De la peinture, des gens malades, des gouges à bois, et des soirées sur l’avenue Karl Johan. Le tout en Norvège et dans la bonne humeur. C’est en ce moment au Musée d’Orsay avec l’expo Edvard Munch et tout de suite dans “C’est comme la confiture”. 

Crédits : Podcast proposé par Cultur’easy
Concept de Marion Labbé-Denis
Écriture et Voix de Marion Labbé-Denis
Musique Originale de Lucas Beunèche
Montage & Mixage de Lucas Beunèche
Conseil artistique : Caroline Garnier
Production artistique : Elodie Bedjai

Retranscription de l’épisode

J’ai eu la chance d’être invitée il y a trois mois à l’inauguration de l’exposition temporaire du Musée d’Orsay, consacrée à Edvard Munch, Mounch, Munch ? Je n’ai jamais su comment ça se prononçait cette affaire et je suis sûre que vous non plus.

Bref, on est mardi, je sors du bureau et je file à toute berzingue. Enfin en métro quoi ! Au Musée d’Orsay, par lequel je suis absolument fascinée.

D’ailleurs, j’ai appris que c’était grâce à Valéry Giscard d’Estaing, que l’ancienne gare d’Orsay n’était pas devenue un palace. Enfin lui, et d’autres gens très probablement. Je le vois mal décider ça tout seul et s’enchaîner à la bâtisse en hurlant “Vous ne passerez pas”. Mais l’histoire retiendra que c’est lui qui a soutenu le projet du musée à cet endroit là. Et le moins qu’on puisse dire c’est qu’il a parié sur le bon cheval.

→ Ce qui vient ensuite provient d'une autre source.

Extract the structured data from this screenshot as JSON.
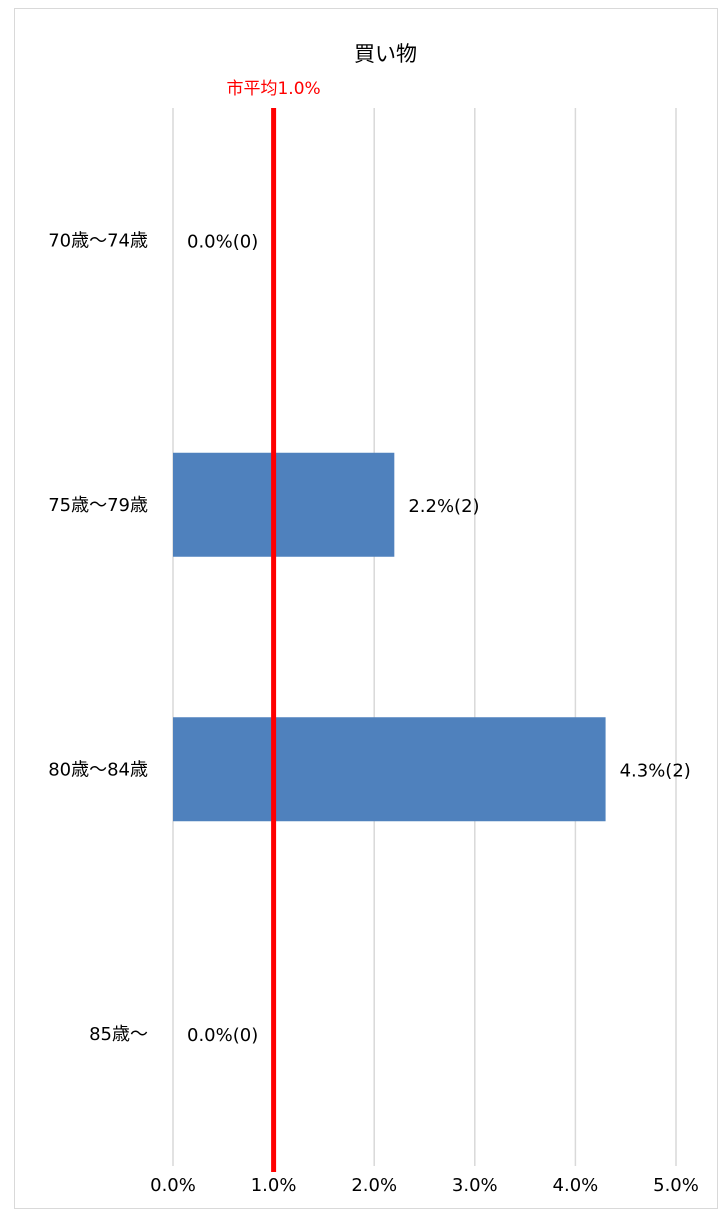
{
  "chart_data": {
    "type": "bar",
    "orientation": "horizontal",
    "title": "買い物",
    "categories": [
      "70歳～74歳",
      "75歳～79歳",
      "80歳～84歳",
      "85歳～"
    ],
    "values": [
      0.0,
      2.2,
      4.3,
      0.0
    ],
    "counts": [
      0,
      2,
      2,
      0
    ],
    "data_labels": [
      "0.0%(0)",
      "2.2%(2)",
      "4.3%(2)",
      "0.0%(0)"
    ],
    "xlim": [
      0,
      5
    ],
    "x_ticks": [
      "0.0%",
      "1.0%",
      "2.0%",
      "3.0%",
      "4.0%",
      "5.0%"
    ],
    "grid": true,
    "reference_line": {
      "value": 1.0,
      "label": "市平均1.0%",
      "color": "#ff0000"
    },
    "bar_color": "#4f81bd",
    "grid_color": "#d9d9d9"
  }
}
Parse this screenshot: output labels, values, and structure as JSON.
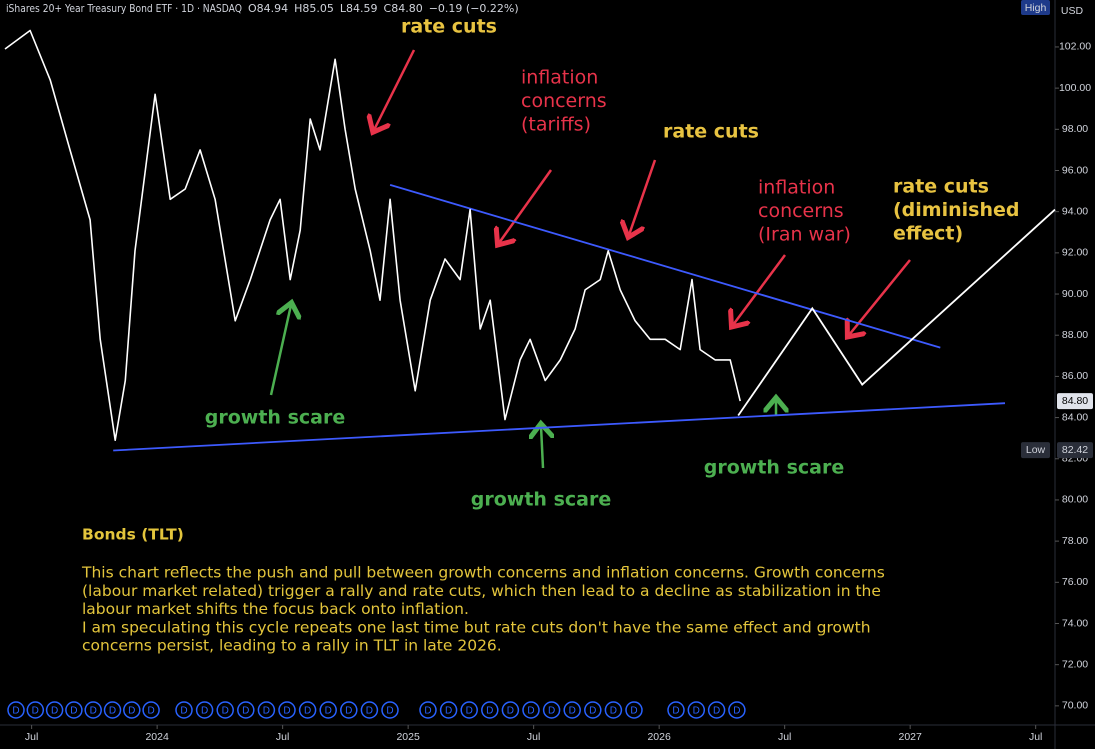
{
  "chart_data": {
    "type": "line",
    "title": "iShares 20+ Year Treasury Bond ETF · 1D · NASDAQ",
    "legend_values": [
      "O84.94",
      "H85.05",
      "L84.59",
      "C84.80",
      "−0.19 (−0.22%)"
    ],
    "currency": "USD",
    "high_label": "High",
    "low_label": "Low",
    "price_tags": [
      {
        "value": 84.8,
        "label": "84.80"
      },
      {
        "value": 82.42,
        "label": "82.42"
      }
    ],
    "color": "#ffffff",
    "x": [
      2023.394,
      2023.494,
      2023.574,
      2023.653,
      2023.733,
      2023.773,
      2023.833,
      2023.873,
      2023.912,
      2023.992,
      2024.052,
      2024.112,
      2024.171,
      2024.231,
      2024.311,
      2024.371,
      2024.45,
      2024.49,
      2024.53,
      2024.57,
      2024.61,
      2024.649,
      2024.709,
      2024.749,
      2024.789,
      2024.849,
      2024.888,
      2024.928,
      2024.968,
      2025.028,
      2025.088,
      2025.147,
      2025.207,
      2025.247,
      2025.287,
      2025.327,
      2025.386,
      2025.446,
      2025.486,
      2025.546,
      2025.606,
      2025.665,
      2025.705,
      2025.765,
      2025.797,
      2025.845,
      2025.904,
      2025.964,
      2026.024,
      2026.084,
      2026.131,
      2026.163,
      2026.223,
      2026.283,
      2026.323
    ],
    "values": [
      101.9,
      102.8,
      100.4,
      97.0,
      93.6,
      87.8,
      82.9,
      85.8,
      92.1,
      99.7,
      94.6,
      95.1,
      97.0,
      94.6,
      88.7,
      90.7,
      93.6,
      94.6,
      90.7,
      93.1,
      98.5,
      97.0,
      101.4,
      98.0,
      95.1,
      92.1,
      89.7,
      94.6,
      89.7,
      85.3,
      89.7,
      91.7,
      90.7,
      94.1,
      88.3,
      89.7,
      83.9,
      86.8,
      87.8,
      85.8,
      86.8,
      88.3,
      90.2,
      90.7,
      92.1,
      90.2,
      88.7,
      87.8,
      87.8,
      87.3,
      90.7,
      87.3,
      86.8,
      86.8,
      84.8
    ],
    "projection": {
      "color": "#ffffff",
      "x": [
        2026.315,
        2026.61,
        2026.809,
        2027.577
      ],
      "values": [
        84.1,
        89.3,
        85.6,
        94.1
      ]
    },
    "trendlines": [
      {
        "color": "#3d5afe",
        "x": [
          2024.928,
          2027.12
        ],
        "values": [
          95.3,
          87.4
        ]
      },
      {
        "color": "#3d5afe",
        "x": [
          2023.825,
          2027.378
        ],
        "values": [
          82.4,
          84.7
        ]
      }
    ],
    "xlim": [
      2023.374,
      2027.577
    ],
    "xticks": [
      {
        "value": 2023.5,
        "label": "Jul"
      },
      {
        "value": 2024,
        "label": "2024"
      },
      {
        "value": 2024.5,
        "label": "Jul"
      },
      {
        "value": 2025,
        "label": "2025"
      },
      {
        "value": 2025.5,
        "label": "Jul"
      },
      {
        "value": 2026,
        "label": "2026"
      },
      {
        "value": 2026.5,
        "label": "Jul"
      },
      {
        "value": 2027,
        "label": "2027"
      },
      {
        "value": 2027.5,
        "label": "Jul"
      }
    ],
    "ylim": [
      69.07,
      104.28
    ],
    "yticks": [
      {
        "value": 70,
        "label": "70.00"
      },
      {
        "value": 72,
        "label": "72.00"
      },
      {
        "value": 74,
        "label": "74.00"
      },
      {
        "value": 76,
        "label": "76.00"
      },
      {
        "value": 78,
        "label": "78.00"
      },
      {
        "value": 80,
        "label": "80.00"
      },
      {
        "value": 82,
        "label": "82.00"
      },
      {
        "value": 84,
        "label": "84.00"
      },
      {
        "value": 86,
        "label": "86.00"
      },
      {
        "value": 88,
        "label": "88.00"
      },
      {
        "value": 90,
        "label": "90.00"
      },
      {
        "value": 92,
        "label": "92.00"
      },
      {
        "value": 94,
        "label": "94.00"
      },
      {
        "value": 96,
        "label": "96.00"
      },
      {
        "value": 98,
        "label": "98.00"
      },
      {
        "value": 100,
        "label": "100.00"
      },
      {
        "value": 102,
        "label": "102.00"
      }
    ],
    "dividend_marker": "D",
    "annotations": [
      {
        "color": "#e8c341",
        "lines": [
          "rate cuts"
        ]
      },
      {
        "color": "#e8334a",
        "lines": [
          "inflation",
          "concerns",
          "(tariffs)"
        ]
      },
      {
        "color": "#e8c341",
        "lines": [
          "rate cuts"
        ]
      },
      {
        "color": "#e8334a",
        "lines": [
          "inflation",
          "concerns",
          "(Iran war)"
        ]
      },
      {
        "color": "#e8c341",
        "lines": [
          "rate cuts",
          "(diminished",
          "effect)"
        ]
      },
      {
        "color": "#4caf50",
        "lines": [
          "growth scare"
        ]
      },
      {
        "color": "#4caf50",
        "lines": [
          "growth scare"
        ]
      },
      {
        "color": "#4caf50",
        "lines": [
          "growth scare"
        ]
      }
    ],
    "note": {
      "title": "Bonds (TLT)",
      "lines": [
        "This chart reflects the push and pull between growth concerns and inflation concerns. Growth concerns",
        "(labour market related) trigger a rally and rate cuts, which then lead to a decline as stabilization in the",
        "labour market shifts the focus back onto inflation.",
        "I am speculating this cycle repeats one last time but rate cuts don't have the same effect and growth",
        "concerns persist, leading to a rally in TLT in late 2026."
      ]
    }
  }
}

Mais je m’égare, sans mauvais jeux de mots.

Personnellement, j’ai tendance à aller aux inaugurations d’expo avec des tupperwares de taboulé dans le sac à main. A bloquer les tourniquets de l’entrée, ou à marcher sur les pieds des artistes en présence. Alors je me sens immanquablement à côté de mes chaussures dans ce genre de situation. Je suis sur le qui vive du moment où ça va se voir que je suis pas une habituée. Mais je fais avec, j’ai pris le parti de rire de ces petits moments de gêne, qui sont un peu le sel de la vie, en tous cas de la mienne. Et puis, j’en ai fait un genre de mantra personnel. Plus on sera nombreux à venir avec nos tupperwares, plus joyeux seront les pique niques.

Mais revenons à nous moutons, Munch alors. Moi, je dois reconnaître que je le connaissais assez mal ce monsieur. Je connaissais le cri de Munch, qui ne fait pas parti de l’expo, mais dont tout le monde parle. Moi y compris. Je savais vaguement que sur la frise de l’histoire de l’art il était entre le symbolisme et l’expressionisme. Même si je ne suis pas toujours bien sûre d’où qu’c’est qu’c’est que ça commence et que ça finit. Et… c’est à peu près tout.

Pourtant soixante ans de carrière c’est pas rien.

Bon, je me doutais que ce n’était pas le peintre le plus optimiste de sa génération. Je veux dire, une fois que tu as vu le cri de Munch, tu te doutes qu’Edvard, c’était pas Manu Payet. Pour vous dire, parmi les titres de ses œuvres, on trouve : Danse macabre, Le mort joyeux, Les baigneurs, Désespoir, Humeur malade au coucher de soleil… Enfin tout ça ne respire pas le pouce mousse si vous voulez mon avis.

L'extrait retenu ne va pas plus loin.